Alessandro Boccolini

Personal information
- Date of birth: 14 July 1984 (age 42)
- Place of birth: Rome, Italy
- Height: 1.84 m (6 ft 0 in)
- Position: Goalkeeper

Youth career
- 2001–2003: Lazio

Senior career*
- Years: Team / Apps / (Gls)
- 2003–2004: Viterbese / 0 / (0)
- 2004–2005: Alessandria / 0 / (0)
- 2005–2007: Ascoli / 3 / (0)
- 2007–2008: Ivrea / 3 / (0)
- 2008: Canavese / 1 / (0)
- 2008–2009: Flaminia Civitacastellana
- 2009–2011: Civitavecchia
- 2011-2012: Cynthia
- 2012-2013: Civitavecchia
- 2013-2015: Viterbese

= Alessandro Boccolini =

Italian football goalkeeper (born 1984)

Alessandro Boccolini (born 14 July 1984) is an Italian football manager and former player, who played as a goalkeeper.

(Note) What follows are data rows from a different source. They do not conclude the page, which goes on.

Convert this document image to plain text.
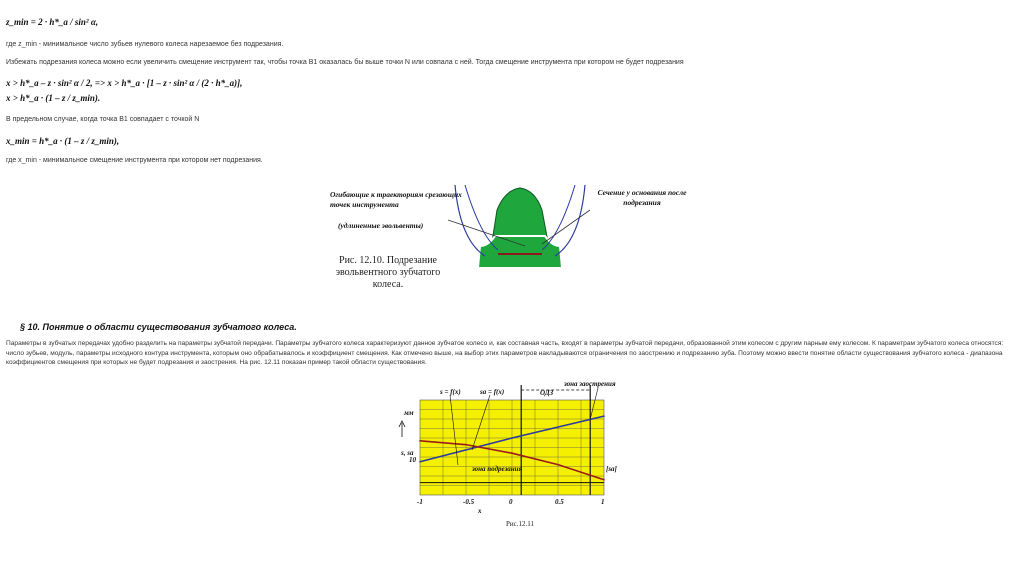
z_min = 2 · h*_a / sin² α,
где z_min - минимальное число зубьев нулевого колеса нарезаемое без подрезания.
Избежать подрезания колеса можно если увеличить смещение инструмент так, чтобы точка B1 оказалась бы выше точки N или совпала с ней. Тогда смещение инструмента при котором не будет подрезания
x > h*_a – z · sin² α / 2, => x > h*_a · [1 – z · sin² α / (2 · h*_a)],
x > h*_a · (1 – z / z_min).
В предельном случае, когда точка B1 совпадает с точкой N
x_min = h*_a · (1 – z / z_min),
где x_min - минимальное смещение инструмента при котором нет подрезания.
Огибающие к траекториям срезающих точек инструмента
(удлиненные эвольвенты)
Сечение у основания после подрезания
Рис. 12.10. Подрезание эвольвентного зубчатого колеса.
§ 10. Понятие о области существования зубчатого колеса.
Параметры в зубчатых передачах удобно разделить на параметры зубчатой передачи. Параметры зубчатого колеса характеризуют данное зубчатое колесо и, как составная часть, входят в параметры зубчатой передачи, образованной этим колесом с другим парным ему колесом. К параметрам зубчатого колеса относятся: число зубьев, модуль, параметры исходного контура инструмента, которым оно обрабатывалось и коэффициент смещения. Как отмечено выше, на выбор этих параметров накладываются ограничения по заострению и подрезанию зуба. Поэтому можно ввести понятие области существования зубчатого колеса - диапазона коэффициентов смещения при которых не будет подрезания и заострения. На рис. 12.11 показан пример такой области существования.
-1	-0.5	0	0.5	1
x
s, sa
мм
10
s = f(x)	sa = f(x)	ОДЗ
зона заострения
зона подрезания	[sa]
Рис.12.11
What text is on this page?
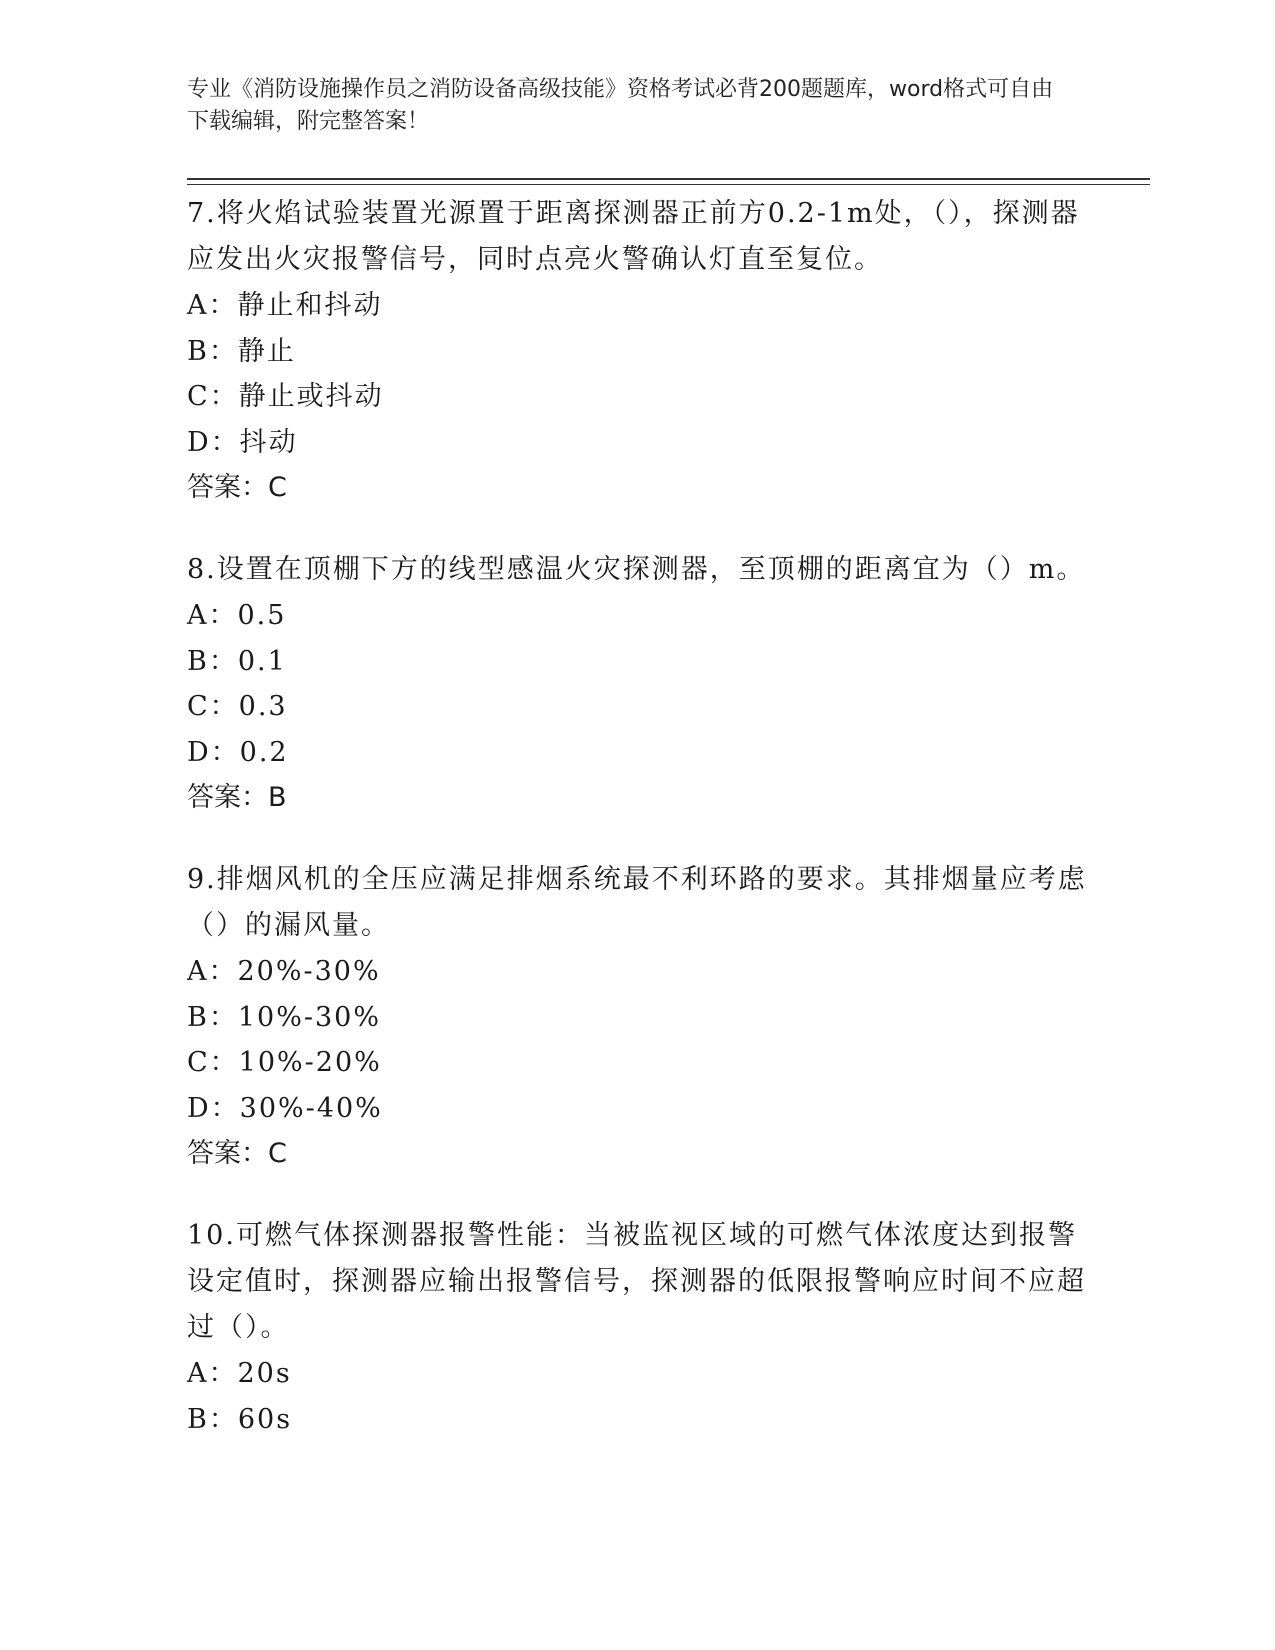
专业《消防设施操作员之消防设备高级技能》资格考试必背200题题库，word格式可自由下载编辑，附完整答案！
7.将火焰试验装置光源置于距离探测器正前方0.2-1m处，（），探测器应发出火灾报警信号，同时点亮火警确认灯直至复位。
A：静止和抖动
B：静止
C：静止或抖动
D：抖动
答案：C
8.设置在顶棚下方的线型感温火灾探测器，至顶棚的距离宜为（）m。
A：0.5
B：0.1
C：0.3
D：0.2
答案：B
9.排烟风机的全压应满足排烟系统最不利环路的要求。其排烟量应考虑（）的漏风量。
A：20%-30%
B：10%-30%
C：10%-20%
D：30%-40%
答案：C
10.可燃气体探测器报警性能：当被监视区域的可燃气体浓度达到报警设定值时，探测器应输出报警信号，探测器的低限报警响应时间不应超过（）。
A：20s
B：60s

He moved to Ascoli for the 2005-06 season, having previously being signed with Alessandria and Viterbese. He left the club in June 2007, after three appearances in two Serie A campaigns (one in 2005–06, two in 2006–07) as Ascoli's backup goalkeeper, and was announced by Serie C2 side Ivrea in September 2007 in a free transfer. He was then sold to F.C. Canavese, another Serie C2 team, during the January 2008 transfer window. He ended his playing career in 2015 and started coaching youth sides, moving afterwards to numerous Serie D teams.